Saturday, September 7, 2019

Once Upon A Time- NLP on Disney Movie Scripts & Their Original Stories

Introduction


Practically everyone knows some Disney movies, but not everyone knows about their original stories. The movies' original stories come from many places. For example, The Little Mermaid comes from a short story by Christian Andersen and The Hunchback of Notre Dame comes from a gothic novel written by Victor Hugo. It would be interesting to see the parallels between the Disney movie scripts and their original writings, which is exactly what my project seeks to do. In addition to finding interesting relationships between main characters in the movie scripts and original stories, my project also culminates in a rudimentary flask app that is also a book/movie recommendation system.

Methodology


I first gathered 17 Disney movie scripts and their corresponding original stories. Then, I tokenized my data in two different ways-- on the word level and on the sentence level. I tokenized my data on the word level with TF-IDF, removed punctuation and used stop-words, lemmatization, and parts of speech tagging to only keep nouns and adjectives. I did this pre-processing in order to feed my data into an NMF model to do topic modeling and also used Word2Vec and PCA to find relationships between main characters in the original stories and in the movie scripts. I also tokenized my data on the sentence/line level, keeping punctuation in order to do sentiment analysis with Vader and applied dynamic time warping techniques to compare sentiment change over time in the books and movies. With my NMF model and sentiment analysis, I was able to come up with a rudimentary book/movie recommendation system. The user puts in a story/movie from the list of 34 stories/movies they liked, a sentiment similarity weight and a topic similarity weight and the system returns a book or a movie that matches the criteria. 
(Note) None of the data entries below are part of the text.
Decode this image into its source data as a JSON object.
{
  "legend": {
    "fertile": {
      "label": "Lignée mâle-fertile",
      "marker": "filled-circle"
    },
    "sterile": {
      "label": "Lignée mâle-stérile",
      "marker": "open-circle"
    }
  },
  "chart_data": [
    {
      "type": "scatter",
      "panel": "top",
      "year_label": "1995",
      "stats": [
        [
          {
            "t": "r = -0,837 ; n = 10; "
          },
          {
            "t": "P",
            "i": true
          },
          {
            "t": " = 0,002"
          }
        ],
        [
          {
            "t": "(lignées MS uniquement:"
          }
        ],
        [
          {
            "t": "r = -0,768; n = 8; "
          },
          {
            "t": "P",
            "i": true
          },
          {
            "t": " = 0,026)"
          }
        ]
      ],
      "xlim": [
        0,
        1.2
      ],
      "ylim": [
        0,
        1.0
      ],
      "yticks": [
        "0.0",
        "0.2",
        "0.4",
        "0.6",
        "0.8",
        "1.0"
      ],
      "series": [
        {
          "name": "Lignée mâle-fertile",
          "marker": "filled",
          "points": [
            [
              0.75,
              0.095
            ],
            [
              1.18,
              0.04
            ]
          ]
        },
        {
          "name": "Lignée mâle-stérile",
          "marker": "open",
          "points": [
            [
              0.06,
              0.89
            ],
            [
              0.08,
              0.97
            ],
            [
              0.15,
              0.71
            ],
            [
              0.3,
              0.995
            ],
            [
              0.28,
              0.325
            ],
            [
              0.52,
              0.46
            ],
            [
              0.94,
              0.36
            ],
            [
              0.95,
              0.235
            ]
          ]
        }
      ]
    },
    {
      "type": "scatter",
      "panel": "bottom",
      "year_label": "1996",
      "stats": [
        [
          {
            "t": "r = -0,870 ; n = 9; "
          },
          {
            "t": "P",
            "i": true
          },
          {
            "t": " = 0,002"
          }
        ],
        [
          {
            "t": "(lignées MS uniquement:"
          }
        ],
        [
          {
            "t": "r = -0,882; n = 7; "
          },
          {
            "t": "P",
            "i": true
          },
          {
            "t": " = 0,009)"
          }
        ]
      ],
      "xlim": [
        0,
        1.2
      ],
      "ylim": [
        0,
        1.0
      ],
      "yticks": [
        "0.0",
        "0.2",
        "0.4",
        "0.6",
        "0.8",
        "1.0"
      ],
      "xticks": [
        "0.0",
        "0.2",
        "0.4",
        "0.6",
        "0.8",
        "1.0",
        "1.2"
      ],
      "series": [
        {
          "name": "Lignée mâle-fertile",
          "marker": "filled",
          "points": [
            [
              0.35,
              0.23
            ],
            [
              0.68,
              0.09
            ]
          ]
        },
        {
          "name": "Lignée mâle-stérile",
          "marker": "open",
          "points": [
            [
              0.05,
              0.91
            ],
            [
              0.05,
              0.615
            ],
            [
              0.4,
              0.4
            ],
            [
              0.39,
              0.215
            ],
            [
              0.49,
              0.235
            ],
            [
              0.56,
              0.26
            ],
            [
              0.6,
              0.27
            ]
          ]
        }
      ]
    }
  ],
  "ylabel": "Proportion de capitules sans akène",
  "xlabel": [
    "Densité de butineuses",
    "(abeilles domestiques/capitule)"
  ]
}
My methodology is summed up in this picture:
















Findings


Word2Vec & PCA

Using Word2Vec and reducing dimensions to 2 with PCA, I was able to visualize the spread of main characters in the stories and in the movies. In the original stories, there is a greater spread of main characters, with some characters closer to the words "love" and "happy" and some characters rather far away from them. However, in the movies, the main characters are bunched together and everyone seems to be relatively close to the words "love" and "happy". Does this mean that the Disney movies are just more similar to each other and sugar-coats the original stories? This idea makes sense since a lot of the original stories are more dark and does not always have happy endings. For example, Victor Hugo's novel of the hunchback of Notre Dame has a lot of the main characters dying, but the Disney version is a lot happier. 


















Sentiment Analysis 

Using Vader, I was able to assign a sentiment score to each line or sentence of the movie script or story. This created a time series of sentiment change over the plot of the movie or story. I then used dynamic time warping techniques to compare sentiment change over time to compare how similar the movie and their corresponding story 'feels'. My findings show that the most similar book and movie pair is Winnie the Pooh by A.A. Milne and  The Adventures of Winnie the Pooh. The Winnie the Pooh book/movie pair received a dynamic time warping distance of 7, the lowest of all the other pairs of books and movies.  The most dissimilar book and movie according to sentiment is The Hunchback of Notre Dame by Victor Hugo and The Hunchback of Notre Dame.  This book/movie pair received a dynamic time warping distance of 33. You can see the change in sentiment over time in the following graphs. (I used a rolling mean of 5% of the lines/sentences to smooth out the graphs.)
















Recommendation System

Finally, my recommendation system was created by doing topic modeling over the 34 total number of books and movies and dynamic time warping scores. NMF was able to create 34 topics that corresponded to the movie or a book very well. I also wanted to be able to create a recommendation based on how similar the user wanted the recommended book or movie to feel to their chosen book or movie and how similar in topic the user wanted the recommended book or movie to be to their chosen book or movie. To give users those options, I used cosine similarity to compare each book or movie against another book or movie using the topic weights vectors I received from NMF. I also used the dynamic time warping distances to compare how similar each book/movie was to another book/movie. 

Here is a demonstration of the flask app I built:



I will end with a quote: 
"Begin at the beginning," the King said, very gravely, "and go on till you come to the end: then stop."
-Lewis Caroll, Alice in Wonderland